Park in Liverpool, United Kingdom

Chavasse Park is an open space in the city centre of Liverpool, England, United Kingdom. It was named in commemoration of the Chavasse family; Francis (2nd Bishop of Liverpool) and his twin sons Christopher Maude Chavasse (an Olympic athlete and later Bishop of Rochester), and Noel Godfrey Chavasse (an Olympic athlete, doctor, and one of only three men to win the Victoria Cross and Bar).

The park was designated in the 1980s and originally consisted of a 2–3-acre plot of unfenced grass verges, framed by city centre buildings; the Queen Elizabeth II law courts lay to the north, and Canning Place fire station & Steers House to the south. The west side of the park was bounded by the Dock Road, while beyond that were the historic Salthouse, and Albert Docks.

The park itself was extensively altered as part of the Paradise Project redevelopment scheme. The park was excavated in Spring 2004 prior to the commencement of the Paradise Project (now known as Liverpool One). The park was reinstated atop a new 2000-space underground car park, rising in terraces to connect to the newly constructed pavilions above South John Street. It re-opened in Autumn 2008.

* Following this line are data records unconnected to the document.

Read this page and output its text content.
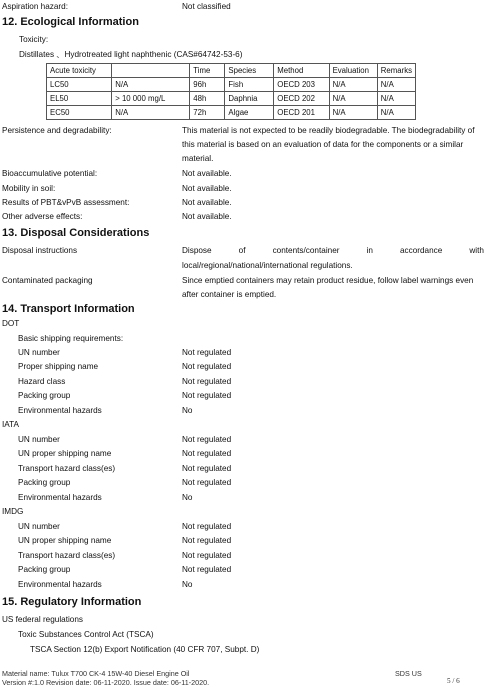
Aspiration hazard:	Not classified
12. Ecological Information
Toxicity:
Distillates 、Hydrotreated light naphthenic (CAS#64742-53-6)
Acute toxicity		Time	Species	Method	Evaluation	Remarks
LC50	N/A	96h	Fish	OECD 203	N/A	N/A
EL50	> 10 000 mg/L	48h	Daphnia	OECD 202	N/A	N/A
EC50	N/A	72h	Algae	OECD 201	N/A	N/A
Persistence and degradability:	This material is not expected to be readily biodegradable. The biodegradability of
this material is based on an evaluation of data for the components or a similar
material.
Bioaccumulative potential:	Not available.
Mobility in soil:	Not available.
Results of PBT&vPvB assessment:	Not available.
Other adverse effects:	Not available.
13. Disposal Considerations
Disposal instructions	Dispose	of	contents/container	in	accordance	with
local/regional/national/international regulations.
Contaminated packaging	Since emptied containers may retain product residue, follow label warnings even
after container is emptied.
14. Transport Information
DOT
Basic shipping requirements:
UN number	Not regulated
Proper shipping name	Not regulated
Hazard class	Not regulated
Packing group	Not regulated
Environmental hazards	No
IATA
UN number	Not regulated
UN proper shipping name	Not regulated
Transport hazard class(es)	Not regulated
Packing group	Not regulated
Environmental hazards	No
IMDG
UN number	Not regulated
UN proper shipping name	Not regulated
Transport hazard class(es)	Not regulated
Packing group	Not regulated
Environmental hazards	No
15. Regulatory Information
US federal regulations
Toxic Substances Control Act (TSCA)
TSCA Section 12(b) Export Notification (40 CFR 707, Subpt. D)
Material name: Tulux T700 CK-4 15W-40 Diesel Engine Oil
Version #:1.0 Revision date: 06-11-2020. Issue date: 06-11-2020.
SDS US
5 / 6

For many years the park was the home of the Yellow Submarine sculpture, created for the International Garden Festival in 1984, subsequently sited in Chavasse Park, and relocated in 2005 to Liverpool John Lennon Airport. The park was also home to the John Lennon Peace Monument, entitled Peace and Harmony, unveiled in 2010 to mark the 70th anniversary of John Lennon's birth. The eighteen-foot high monument is now located outside the Liverpool Arena.

The park is framed by the residential development One Park West to the west, Liverpool One to the north, the Hilton Liverpool to the east and the Albert Dock to the south.